“Penyebaran HIV/AIDS di Bali. Dari PSK, Kini Ancam Ibu Rumah Tangga.” Ini judul berita di Harian “Bali Post” (8/2-2012).
Judul berita ini menempatkan pekerja seks komersial (PSK) sebagai ‘biang keladi’ penyebaran HIV di Bali. Padahal, ada fakta yang luput dari perhatian terkait dengan HIV/AIDS pada PSK, yaitu: (a) ada kemungkinan HIV/AIDS pada PSK ditularkan oleh laki-laki lokal, (b) PSK sudah mengidap HIV ketika tiba di Bali.
Tampaknya, di Indonesia fakta (a) sengaja diabaikan agar PSK jadi ‘sasaran tembak’ dan dijadikan ‘kambing hitam’ penyebaran HIV/AIDS. Padahal, (a) dan (b) sama saja risiko.
Pada kondisi (a) laki-laki yang menularkan HIV kepada PSK dalam kehidupan sehari-hari bisa saja sebagai suami, maka tidak mengherankan kalau kemudian terdeteksiHIV/AIDS pada ibu rumah tangga. Lalu, ada pula laki-laki yang tertular HIV dari PSK. Laki-laki ini pun bisa saja sebagai seorang suami.
Kondisi (b) pun sama saja. Artinya, laki-laki yang sanggama dengan PSK tanpa kondom berisiko tertular HIV. Laki-laki ini bisa juga sebagai seorang suami.
Maka, laki-laki yang menularkan HIV kepada PSK dan laki-laki yang tertular HIV dari PSK menjadi mata rantai penyebaran HIV di masyarakat, terutama melalui hubungan seksual tanpa kondom di dalam dan di luar nikah.
Selama ini banyak kalangan yang menentang sosialisasi kondom sebagai alat untuk mencegah penularan HIV melalui hubungan seksual dengan alasan kondom mendorong laki-laki berzina atau melacur. Kalau asumsi moral ini benar tentulah tidak akan ada suami yang menularkan HIV kepada istrinya karena mereka memakai kondom ketika sanggama dengan PSK.

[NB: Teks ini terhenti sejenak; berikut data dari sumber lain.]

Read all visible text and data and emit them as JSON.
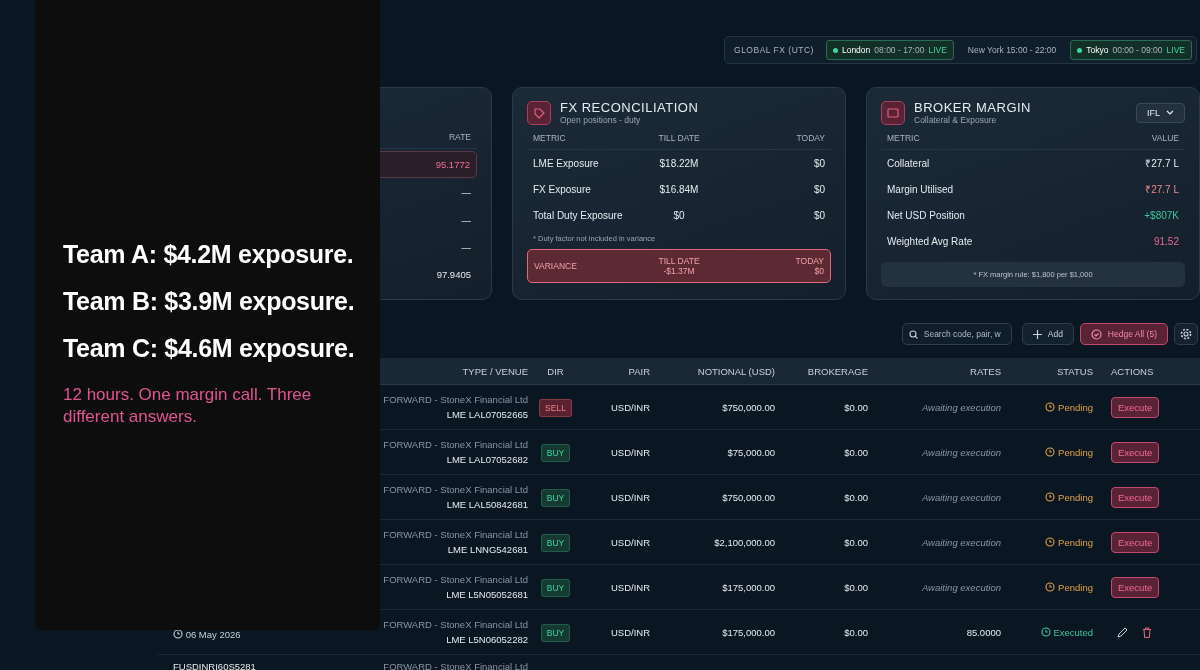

Tapi, fakta menunjukkan banyak suami yang menularkan HIV kepada istrinya. Maka, asusmi itu pun gugur. Tapi, tetap saja banyak yang ngotot menolak kondom. Celakanya, mereka tidak bisa memberikan cara yang konkret untuk mencegah penularan HIV melalui hubungan seksual dengan pasangan yang berganti-ganti atau dengan yang sering berganti-ganti pasangan.
Tahun 2011 dilaporkan 1.284 pengunjung ke klinik VCT (tempat tes HIV dengan konseling gratis) di RS Sanglah, Denpasar. Dari jumlah ini yang terdeteksi mengidapHIV/AIDS 370 atau 28,8 persen. Sedangkan tahun 2010kunjungan ke klinik VCT RS Sanglah 1.373. Yang terdeteksi HIV 361 atau 26,3 persen. Tahun 2011 terdeteksi 25 anak-anak yang mengidap HIV/AIDS.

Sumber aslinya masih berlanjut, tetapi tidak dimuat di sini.